Jonatha Brooke Preview

| April 25, 2007

Jonatha Brooke
Old Town School Of Folk Music, Chicago
Sunday, April 29, 2007

Without trying to assume too much about Jonatha Brooke’s fanbase, one can only assume they were scared shitless when they learned she had collaborated with Nick Lachey and J.C. Chasez prior to recording this spring’s Careful What You Wish For (Bad Dog).

Being Chicagoans, we can sympathize. We watched Liz Phair uproot and head for the Sunshine State, plainly stating her intentions by teaming up with The Matrix. Placement in WNBA commercials and the revelation Phair’s label had to lobby radio stations with gifts in order to play her songs have diminished her to the point of irrelevance.

Brooke’s sixth solo studio album isn’t a total disaster, though it doesn’t at all reveal the quality she usually has in spades. The sessions with the teen pop set were viewed more as an exercise by the songwriter (though Chasez contributes backing vocals to two tracks), and, despite her left-field admiration for Jessica Simpson’s woes, Brooke won’t be Daisy Duking your local Blockbuster in a straight-to-video Dukes Of Hazzard 2.

But Careful is a rather big-sounding album for someone who frankly sounds better small.

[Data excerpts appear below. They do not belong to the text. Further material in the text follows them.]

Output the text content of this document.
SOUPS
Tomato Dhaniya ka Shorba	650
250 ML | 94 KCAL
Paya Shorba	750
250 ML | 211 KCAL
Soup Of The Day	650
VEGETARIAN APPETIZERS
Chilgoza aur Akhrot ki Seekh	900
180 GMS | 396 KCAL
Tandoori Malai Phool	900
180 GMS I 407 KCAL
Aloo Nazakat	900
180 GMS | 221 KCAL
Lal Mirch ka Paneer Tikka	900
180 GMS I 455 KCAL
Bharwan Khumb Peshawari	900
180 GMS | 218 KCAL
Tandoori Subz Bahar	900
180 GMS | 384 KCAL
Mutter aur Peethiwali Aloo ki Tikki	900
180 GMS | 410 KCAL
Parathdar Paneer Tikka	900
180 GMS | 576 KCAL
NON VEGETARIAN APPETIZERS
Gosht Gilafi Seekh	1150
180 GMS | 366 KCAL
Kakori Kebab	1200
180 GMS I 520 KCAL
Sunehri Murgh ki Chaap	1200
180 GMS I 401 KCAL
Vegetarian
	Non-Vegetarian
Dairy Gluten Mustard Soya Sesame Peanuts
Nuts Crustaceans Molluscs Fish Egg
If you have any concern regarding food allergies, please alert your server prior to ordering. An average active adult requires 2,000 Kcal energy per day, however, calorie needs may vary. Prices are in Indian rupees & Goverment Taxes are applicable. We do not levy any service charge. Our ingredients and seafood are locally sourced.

The title track has a little Tori Amos instability to it, but the blustery “Beautiful Girl” sounds like she’s paying lyrical tribute to Britney Spears without any care for her own well-being. The grimmest aspect of the first half is how much it sounds like someone without Brooke’s chops trying to emulate her. The themes are familiar (stupid me, stupid girl, stupid boy), but there’s none of the acumen of 1995’s Plumb or 2004’s Back In The Circus. Everything’s squarely in the middle.

The exception is “Prodigal Daughter,” a rueful take on the Biblical parable in keeping with the album’s recurrency of tragic figures. They, like Brooke, apparently have no appreciation for history.